The place to learn how to fell trees is away from people, pets and structures, not next to your house. If you insist on this, please make sure the house is empty, and any observers are a considerable distance away. 

Think about it this way, you are basically gambling with your family's security (Their home) over a few hundred dollars. Are you financially able to make the repairs to your house if the insurance wont cover a disaster related to felling the tree yourself? Just something to consider...


----------



## deadend (Dec 19, 2013)

If you end up not doing it in the next week or two let me know and I'll come over and we'll have a treecuttin' class no charge.


----------



## the HEED! (Dec 19, 2013)

deadend said:


> If you end up not doing it in the next week or two let me know and I'll come over and we'll have a treecuttin' class no charge.

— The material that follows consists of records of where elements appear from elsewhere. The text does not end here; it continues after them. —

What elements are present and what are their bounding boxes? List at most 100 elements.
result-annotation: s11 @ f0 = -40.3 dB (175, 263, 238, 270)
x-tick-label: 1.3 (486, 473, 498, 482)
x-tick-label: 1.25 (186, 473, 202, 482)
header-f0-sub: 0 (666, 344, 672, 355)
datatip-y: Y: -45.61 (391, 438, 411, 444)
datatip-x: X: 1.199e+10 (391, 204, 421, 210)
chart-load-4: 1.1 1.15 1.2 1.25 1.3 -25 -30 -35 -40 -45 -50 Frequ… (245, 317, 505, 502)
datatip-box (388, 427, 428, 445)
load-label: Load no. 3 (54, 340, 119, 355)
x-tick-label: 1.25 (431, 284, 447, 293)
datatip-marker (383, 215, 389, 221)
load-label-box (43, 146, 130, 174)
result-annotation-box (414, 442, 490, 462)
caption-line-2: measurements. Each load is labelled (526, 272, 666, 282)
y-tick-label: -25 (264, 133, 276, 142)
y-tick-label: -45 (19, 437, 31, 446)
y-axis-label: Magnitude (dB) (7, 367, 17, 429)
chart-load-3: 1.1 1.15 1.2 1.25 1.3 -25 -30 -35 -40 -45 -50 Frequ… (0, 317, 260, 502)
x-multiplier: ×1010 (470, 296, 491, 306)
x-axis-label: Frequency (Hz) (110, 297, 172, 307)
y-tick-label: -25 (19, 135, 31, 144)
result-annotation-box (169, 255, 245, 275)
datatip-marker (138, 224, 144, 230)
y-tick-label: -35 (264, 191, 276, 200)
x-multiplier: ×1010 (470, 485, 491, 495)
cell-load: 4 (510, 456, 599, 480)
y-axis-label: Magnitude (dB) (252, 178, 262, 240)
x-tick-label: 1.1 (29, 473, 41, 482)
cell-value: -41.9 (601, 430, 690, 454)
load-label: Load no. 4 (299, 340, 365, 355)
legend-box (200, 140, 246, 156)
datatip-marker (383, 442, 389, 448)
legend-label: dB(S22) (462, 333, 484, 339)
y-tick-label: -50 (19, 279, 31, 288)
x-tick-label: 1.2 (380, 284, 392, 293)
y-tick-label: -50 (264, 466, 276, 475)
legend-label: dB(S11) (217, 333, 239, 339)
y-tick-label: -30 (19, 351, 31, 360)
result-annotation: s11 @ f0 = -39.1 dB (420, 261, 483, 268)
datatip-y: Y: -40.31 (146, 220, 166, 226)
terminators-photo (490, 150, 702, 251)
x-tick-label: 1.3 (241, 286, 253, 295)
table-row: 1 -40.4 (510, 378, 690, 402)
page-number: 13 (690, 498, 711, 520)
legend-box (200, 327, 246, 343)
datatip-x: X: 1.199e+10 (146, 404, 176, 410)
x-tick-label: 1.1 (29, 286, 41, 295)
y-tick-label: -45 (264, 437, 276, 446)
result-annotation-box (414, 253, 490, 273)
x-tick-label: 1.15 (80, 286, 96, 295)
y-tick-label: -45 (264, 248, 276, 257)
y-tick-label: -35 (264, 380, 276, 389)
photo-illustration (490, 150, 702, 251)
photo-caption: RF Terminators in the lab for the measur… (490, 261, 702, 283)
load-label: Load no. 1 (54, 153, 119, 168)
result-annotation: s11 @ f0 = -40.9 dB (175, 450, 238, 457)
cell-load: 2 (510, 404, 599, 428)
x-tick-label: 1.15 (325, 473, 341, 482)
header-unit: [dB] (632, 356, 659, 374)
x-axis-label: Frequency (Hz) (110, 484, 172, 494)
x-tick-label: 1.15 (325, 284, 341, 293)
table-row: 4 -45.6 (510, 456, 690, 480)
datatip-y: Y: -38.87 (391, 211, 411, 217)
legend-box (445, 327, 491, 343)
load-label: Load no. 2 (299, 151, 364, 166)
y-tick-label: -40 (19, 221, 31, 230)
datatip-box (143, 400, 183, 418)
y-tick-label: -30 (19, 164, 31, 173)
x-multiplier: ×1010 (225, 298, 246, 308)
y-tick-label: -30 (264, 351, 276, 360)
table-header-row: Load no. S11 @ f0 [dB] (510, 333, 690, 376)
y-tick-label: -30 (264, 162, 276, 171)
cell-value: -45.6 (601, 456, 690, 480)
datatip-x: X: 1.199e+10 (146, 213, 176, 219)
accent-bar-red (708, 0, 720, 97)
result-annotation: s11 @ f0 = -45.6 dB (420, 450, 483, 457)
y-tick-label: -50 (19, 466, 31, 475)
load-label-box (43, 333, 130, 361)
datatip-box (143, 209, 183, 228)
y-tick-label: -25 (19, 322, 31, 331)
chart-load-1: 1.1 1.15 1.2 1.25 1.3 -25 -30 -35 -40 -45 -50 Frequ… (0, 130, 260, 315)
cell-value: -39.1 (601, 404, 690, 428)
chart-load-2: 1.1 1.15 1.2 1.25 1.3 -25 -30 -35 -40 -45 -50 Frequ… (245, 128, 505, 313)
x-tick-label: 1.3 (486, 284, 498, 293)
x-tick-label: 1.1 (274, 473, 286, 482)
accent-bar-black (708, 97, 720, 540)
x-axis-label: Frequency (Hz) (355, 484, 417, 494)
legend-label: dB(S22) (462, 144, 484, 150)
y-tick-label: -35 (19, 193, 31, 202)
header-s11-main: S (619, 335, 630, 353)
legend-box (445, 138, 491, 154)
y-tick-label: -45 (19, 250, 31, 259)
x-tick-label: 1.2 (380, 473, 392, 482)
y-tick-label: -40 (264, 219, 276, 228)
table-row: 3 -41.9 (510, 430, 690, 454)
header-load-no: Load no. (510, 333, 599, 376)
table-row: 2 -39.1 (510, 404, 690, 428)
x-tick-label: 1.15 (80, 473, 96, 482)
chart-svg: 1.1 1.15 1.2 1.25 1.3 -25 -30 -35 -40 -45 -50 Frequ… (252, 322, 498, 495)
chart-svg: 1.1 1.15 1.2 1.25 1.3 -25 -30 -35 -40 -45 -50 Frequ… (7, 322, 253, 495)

if youve got the time and a chance to drop by I can definitely put it off. Like to have your eyes on it and the place of the cuts and rope. I can throw some burgers on and ice some beers down for a quick snack after they hit the dirt.


----------



## deadend (Dec 19, 2013)

10-4 get with me after the 1st.


----------



## donald-f (Dec 20, 2013)

They are a little close to the house so if one hangs up in another tree it could kick back and cause a lot of damage to the house.


----------



## the HEED! (Dec 20, 2013)

deadend said:


> 10-4 get with me after the 1st.



definitely, I will get with ya after New Years, Happy Holidays to you and your family.


----------



## Buckbuster (Dec 22, 2013)

Sounds like Deadend is the way to go. I grind stumps for a living and I can tell you some horror stories from homeowners I have heard and seen.


----------



## deadend (Dec 22, 2013)

You want me to give him your card Harley?


----------



## Buckbuster (Dec 22, 2013)

Yes you can, be glad to help him out.


----------



## merc123 (Dec 23, 2013)

shakey gizzard said:


> I wouldn't pay anymore than 250$ a piece!



A friend of mine had a tree that had to be removed top down and it was $1200.  They didn't even use a boom truck.  Just a guy cutting piece by piece with another guy using a rope to pull the cuts down.



For the OP.  I helped my FIL take some down.  I used my climber and attached some rope and I held on while he made the cuts.  I'm guessing the cuts were wrong or something else was going on because the tree started to fall toward the house, with me holding on.  Did you know that ropes stretch, alot!? We had to get his truck down there and tie it off to the hitch.  I then had to use the truck to pull the tree over as he cut.  It isn't something I'd want to do on my own again.


----------



## rayjay (Dec 24, 2013)

A proper rope will about cost you what the professional would charge just to drop the tree. 

8 to 10" is about my limit. I use my Gator, a decent rope and a pulley block to pull the tree the direction I want it to go for any trees I need to drop.

I have had probably 15 to 20 biggish  trees dropped by a pro in the past 5 years [ app half one year and the other half a few years later ]. The cost averaged about $275 per tree with them doing all the chipping and cleanup. Money well spent.


----------



## T.P. (Dec 24, 2013)

Easy-peasy! Post pics!


----------



## shakey gizzard (Dec 24, 2013)

merc123 said:


> A friend of mine had a tree that had to be removed top down and it was $1200.  They didn't even use a boom truck.  Just a guy cutting piece by piece with another guy using a rope to pull the cuts down.
> 
> 
> 
> For the OP.  I helped my FIL take some down.  I used my climber and attached some rope and I held on while he made the cuts.  I'm guessing the cuts were wrong or something else was going on because the tree started to fall toward the house, with me holding on.  Did you know that ropes stretch, alot!? We had to get his truck down there and tie it off to the hitch.  I then had to use the truck to pull the tree over as he cut.  It isn't something I'd want to do on my own again.


I was referring particularly too the op's 2 tree's. I had a( dying/leaning over a structure) hickory removed last year that cost me 750.00. Most of the quotes were around 1000 to 1200. They swung each piece to nearby tree then lowered. No way to get a boom truck in! My hickory was 3 to 4x the size of the tree's in question.